How do you enforce a quarantine?
In a perfect world, people are reasonable, cooperative and concerned about the welfare of others.
In such a world, there would be no need to enforce any quarantine because when the government says that people should stay at home, keep clean, refrain from travel and that there should be no large gatherings of people to contain, or suppress, the spread of a highly communicable disease that has proven to be deadly, the people, understanding that violations pose a very serious danger to themselves as well as others, would readily, and willingly, obey.
We do not live in a perfect world. The hoarding of rubbing alcohol, surgical masks and even toilet paper, for whatever reason or lack of it, is just among the many manifestations that show this.
History has, or should have, taught us the grave dangers that highly communicable diseases bring. The native populace of Mesoamerica like the Mayans and the Aztecs were nearly wiped out in the 16th century as much by diseases brought by the European conquerors as by actual military force.
So, what is the government supposed to do?
For millennia, people with, or suspected of having, communicable diseases have been isolated, by force if necessary, to protect the healthy population. Even in Biblical times, lepers, when leprosy was still incurable, were forced to live separately from the townships. This has held true even in modern times and we had several leper colonies in the Philippines. I remember this because my mother used to regularly send money to one of these colonies although she would always burn the thank you letters sent in return.
The word “quarantine” comes from the Italian “quaranta giorni” or “forty days” because, in the 15th century, ships arriving in Venice from places infected by plague were required to sit in anchor for forty days before landing to make sure that none of the crew and passengers had the plague.
Fast forward to the present, it seems that there are still many who are questioning the right and authority of the government to impose a quarantine in relation to the presence of Covid-19 infections in our country.
Again, this is not something new. In our own jurisprudence, as early as 1915, in the case of US vs. Jesus (G.R. No. 9651), the Supreme Court explained the extent of police power with regards public health, among others, in this wise:
“The police power of the state extends to the protection of the lives, limbs, health, comfort, and quiet of all persons, and the protection of all property within its borders. Under the general police power of the state, persons and property are subjected to all kinds of restrictions and burdens in order to secure the general health, comfort, and prosperity of all. This power, or the right to exercise it, as need may require, cannot be bargained away by the state. Even liberty itself, the greatest of all rights, is not unrestricted license to act according to one’s own will. It is only freedom from restraint under conditions essential to the quiet enjoyment of the same right by others.

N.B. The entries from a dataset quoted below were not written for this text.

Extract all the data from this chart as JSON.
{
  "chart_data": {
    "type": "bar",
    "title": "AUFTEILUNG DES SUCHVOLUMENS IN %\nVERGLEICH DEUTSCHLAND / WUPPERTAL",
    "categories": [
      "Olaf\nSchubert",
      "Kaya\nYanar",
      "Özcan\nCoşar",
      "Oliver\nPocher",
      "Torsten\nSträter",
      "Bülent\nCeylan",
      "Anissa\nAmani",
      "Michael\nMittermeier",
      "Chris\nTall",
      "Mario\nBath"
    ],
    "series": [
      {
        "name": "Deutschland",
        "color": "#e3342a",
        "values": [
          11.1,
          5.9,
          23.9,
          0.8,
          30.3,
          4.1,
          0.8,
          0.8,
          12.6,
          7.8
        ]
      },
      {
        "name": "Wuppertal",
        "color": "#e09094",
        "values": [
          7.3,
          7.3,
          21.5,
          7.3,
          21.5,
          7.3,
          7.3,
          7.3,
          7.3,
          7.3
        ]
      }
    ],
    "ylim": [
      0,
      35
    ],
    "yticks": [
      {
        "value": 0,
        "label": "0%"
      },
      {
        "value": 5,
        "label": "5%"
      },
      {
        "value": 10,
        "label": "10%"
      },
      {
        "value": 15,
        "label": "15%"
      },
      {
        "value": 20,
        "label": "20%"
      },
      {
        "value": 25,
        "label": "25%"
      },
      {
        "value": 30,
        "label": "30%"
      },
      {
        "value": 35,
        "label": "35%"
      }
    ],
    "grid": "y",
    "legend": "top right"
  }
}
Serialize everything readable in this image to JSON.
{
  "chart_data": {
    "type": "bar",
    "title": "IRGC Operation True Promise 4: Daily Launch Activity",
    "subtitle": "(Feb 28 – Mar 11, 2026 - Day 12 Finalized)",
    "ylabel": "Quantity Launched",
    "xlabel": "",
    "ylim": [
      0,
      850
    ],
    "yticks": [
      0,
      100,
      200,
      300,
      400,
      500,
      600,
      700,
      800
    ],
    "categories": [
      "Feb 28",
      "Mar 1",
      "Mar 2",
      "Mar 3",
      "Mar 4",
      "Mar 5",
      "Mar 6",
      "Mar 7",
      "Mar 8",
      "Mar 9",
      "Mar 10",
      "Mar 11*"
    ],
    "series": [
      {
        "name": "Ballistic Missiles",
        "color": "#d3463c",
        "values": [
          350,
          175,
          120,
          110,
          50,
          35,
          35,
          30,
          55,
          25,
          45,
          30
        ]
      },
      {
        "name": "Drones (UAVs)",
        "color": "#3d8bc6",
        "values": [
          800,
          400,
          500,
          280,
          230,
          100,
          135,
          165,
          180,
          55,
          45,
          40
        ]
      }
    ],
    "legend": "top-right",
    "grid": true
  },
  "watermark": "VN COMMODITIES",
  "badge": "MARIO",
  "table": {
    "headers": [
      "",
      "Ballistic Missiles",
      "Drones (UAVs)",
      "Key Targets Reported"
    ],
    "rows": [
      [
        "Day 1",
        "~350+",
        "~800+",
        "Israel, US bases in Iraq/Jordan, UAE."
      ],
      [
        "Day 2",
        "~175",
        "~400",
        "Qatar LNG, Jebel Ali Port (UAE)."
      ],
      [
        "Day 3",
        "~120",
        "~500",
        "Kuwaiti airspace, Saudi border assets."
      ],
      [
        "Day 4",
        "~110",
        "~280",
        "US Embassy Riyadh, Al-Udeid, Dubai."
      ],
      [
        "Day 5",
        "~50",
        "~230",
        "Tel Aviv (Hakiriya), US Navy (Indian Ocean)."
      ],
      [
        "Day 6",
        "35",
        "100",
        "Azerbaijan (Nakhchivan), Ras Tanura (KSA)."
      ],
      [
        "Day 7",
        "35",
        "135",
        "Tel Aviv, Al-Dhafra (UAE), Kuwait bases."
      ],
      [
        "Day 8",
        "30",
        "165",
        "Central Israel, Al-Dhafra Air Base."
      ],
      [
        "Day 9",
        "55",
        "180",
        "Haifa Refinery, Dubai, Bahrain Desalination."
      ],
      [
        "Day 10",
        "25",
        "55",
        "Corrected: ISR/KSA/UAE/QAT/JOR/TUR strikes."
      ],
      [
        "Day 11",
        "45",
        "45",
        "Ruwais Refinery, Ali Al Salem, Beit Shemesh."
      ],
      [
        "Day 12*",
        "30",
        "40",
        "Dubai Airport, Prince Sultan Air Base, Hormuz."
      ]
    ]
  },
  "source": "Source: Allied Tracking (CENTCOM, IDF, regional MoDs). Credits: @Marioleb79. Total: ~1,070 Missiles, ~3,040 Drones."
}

It is as much for the interest of the state that public health should be preserved as that life should be made secure. With this end in view, quarantine laws have been enacted in most, if not all, civilized states….xxx”
Are there laws about it at present? R.A. 9271, or the “Quarantine Act of 2004” authorizes the Director of the Bureau of Quarantine with the approval of the Secretary of Health, “to promulgate and enforce rules and regulations as in his judgment are necessary to prevent the introduction, transmission or spread of “public health emergencies of international concern”” even to the extent that such regulations “shall provide for the apprehension, detention or surveillance for the purpose of preventing the introduction, transmission or spread of such public health emergencies of international concern”
Local government units, from municipalities to provinces, through their respective legislatures, are authorized, under the Local Government Code, to “Approve measures and adopt quarantine regulations to prevent the introduction and spread of diseases within its territorial jurisdiction”.
The fact is that even without these specific laws, it is an inherent power, AND EVEN A DUTY, of the government to adopt measures and take action to protect the health of its constituents.
We must remember that even first world countries are already taking drastic measures to combat the spread of the Covid-19 virus and we do not have the resources that they do.
We have to face the fact that we are ill-equipped to deal with this problem if it is allowed to spread uncontrollably. We do not have enough hospitals or even medical personnel, not to mention the equipment and supplies to deal with it if this happens. As we speak, we are even running out of something as basic as protective masks for our medical front liners probably because some unscrupulous profiteers, who should be shot, have been hoarding the supplies.
As a nation, the government and the populace, we must nip this problem in the bud, and we can only do this by COOPERATION. Otherwise, we are all dead ducks.